Tout le monde sait depuis longtemps que la Grèce ne pourra pas rembourser la totalité de sa dette. Réduction forte, abaissement des taux d’intérêt ou allongement des durées de prêt ? Au fond, cela ne fait pas une grande différence pratique. Mais quand un malade est dans un état grave, il faut mieux agir de façon chirurgicale.

Au fil des négociations, un fossé s’est creusé entre le nord et le sud de l’union monétaire. Peut-il être comblé ?

Cette fracture existe sans aucun doute. Pourtant, le nord de l’Europe, et disons plus clairement l’Allemagne, a su profiter de l’euro. Je m’attendais de sa part à une plus grande attention à l’intérêt commun, vu que ses intérêts nationaux ont été satisfaits. Mais l’opinion publique allemande a beaucoup changé. Quand les Américains ont pris le leadership sur le  monde à la fin de la seconde guerre mondiale, ils ont lancé, eux, le plan Marshall. Non pas par charité chrétienne, mais comme une conséquence naturelle de leur puissance.
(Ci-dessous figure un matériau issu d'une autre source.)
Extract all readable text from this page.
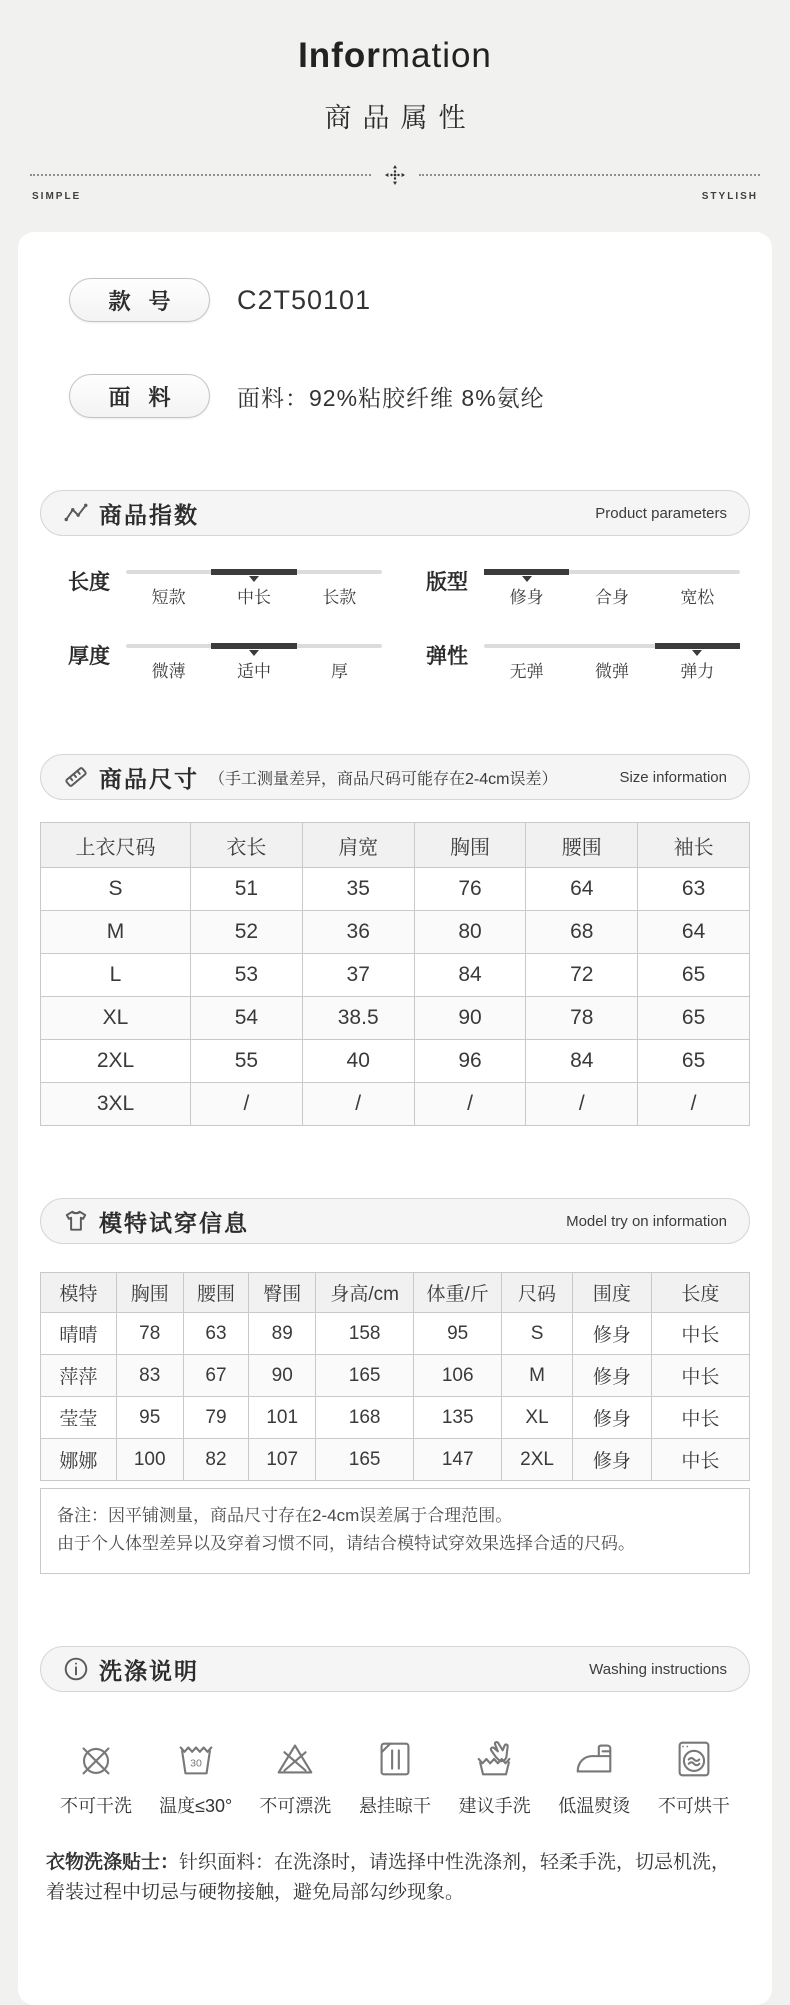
Information
商品属性
SIMPLE	STYLISH
款 号	C2T50101
面 料	面料：92%粘胶纤维 8%氨纶
商品指数	Product parameters
长度
短款	中长	长款
版型
修身	合身	宽松
厚度
微薄	适中	厚
弹性
无弹	微弹	弹力
商品尺寸 （手工测量差异，商品尺码可能存在2-4cm误差）	Size information
上衣尺码	衣长	肩宽	胸围	腰围	袖长
S	51	35	76	64	63
M	52	36	80	68	64
L	53	37	84	72	65
XL	54	38.5	90	78	65
2XL	55	40	96	84	65
3XL	/	/	/	/	/
模特试穿信息	Model try on information
模特	胸围	腰围	臀围	身高/cm	体重/斤	尺码	围度	长度
晴晴	78	63	89	158	95	S	修身	中长
萍萍	83	67	90	165	106	M	修身	中长
莹莹	95	79	101	168	135	XL	修身	中长
娜娜	100	82	107	165	147	2XL	修身	中长
备注：因平铺测量，商品尺寸存在2-4cm误差属于合理范围。
由于个人体型差异以及穿着习惯不同，请结合模特试穿效果选择合适的尺码。
洗涤说明	Washing instructions
不可干洗
30
温度≤30° 不可漂洗 悬挂晾干 建议手洗 低温熨烫 不可烘干
衣物洗涤贴士：针织面料：在洗涤时，请选择中性洗涤剂，轻柔手洗，切忌机洗，着装过程中切忌与硬物接触，避免局部勾纱现象。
L’Europe peut-elle être en « danger de mort » ? D’autres crises peuvent-elles surgir et où ?

Quand nous avons décidé de lancer l’euro, puis d’aller de l’avant avec la Constitution, rejetée par les Français et les Hollandais [en 2005], nous étions tous d’accord pour dire que cette construction reposait sur deux piliers : le pilier monétaire et le pilier économique et fiscal. Malheureusement, seul le premier pilier a été érigé. Donc, l’Europe est un pain à moitié cuit. Le pain mal cuit est difficile à mastiquer, à avaler… Les citoyens européens ne peuvent pas se sentir protégés dans une Europe à moitié achevée. Restent deux solutions : ou bien nous finissons la cuisson, c’est-à-dire que l’Europe se dote d’une politique économique et fiscale, ou bien d’autres crises surgiront. Elles peuvent venir aussi bien de l’Allemagne que de la France, de l’Italie ou de l’Espagne.

Même de l’Allemagne ?

Lorsque je présidais la Commission, je prenais cet exemple absurde : « Que ferait l’Union si un tremblement de terre détruisait le Luxembourg ? » Or, cette probabilité est quasi impossible. Cela pour dire que les crises peuvent surgir n’importe où d’événements imprévisibles. La politique en général est faite pour gérer même l’imprévisible, mais nous ne sommes pas armés pour faire face aux crises financières ou à l’imbroglio grec… Il faudrait aussi évoquer la frilosité des gouvernements français, toujours rétifs à aller de l’avant.

Le couple franco-allemand peut-il être encore le moteur de l’Europe ?

Non. Non, parce que ce moteur est complètement déséquilibré. L’Allemagne dispose de plus de puissance, de plus de cylindrée ; en comparaison, la France paraît bien plus faible. Or, les moteurs ne peuvent pas fonctionner de cette manière. Il y a un an, j’ai proposé une plus grande collaboration entre l’Italie, la France et l’Espagne, dont les intérêts sont identiques. Mais cette idée n’est pas encore politiquement mûre. Malheureusement, la confiance manque. Chacun veut se croire le maître de l’autre !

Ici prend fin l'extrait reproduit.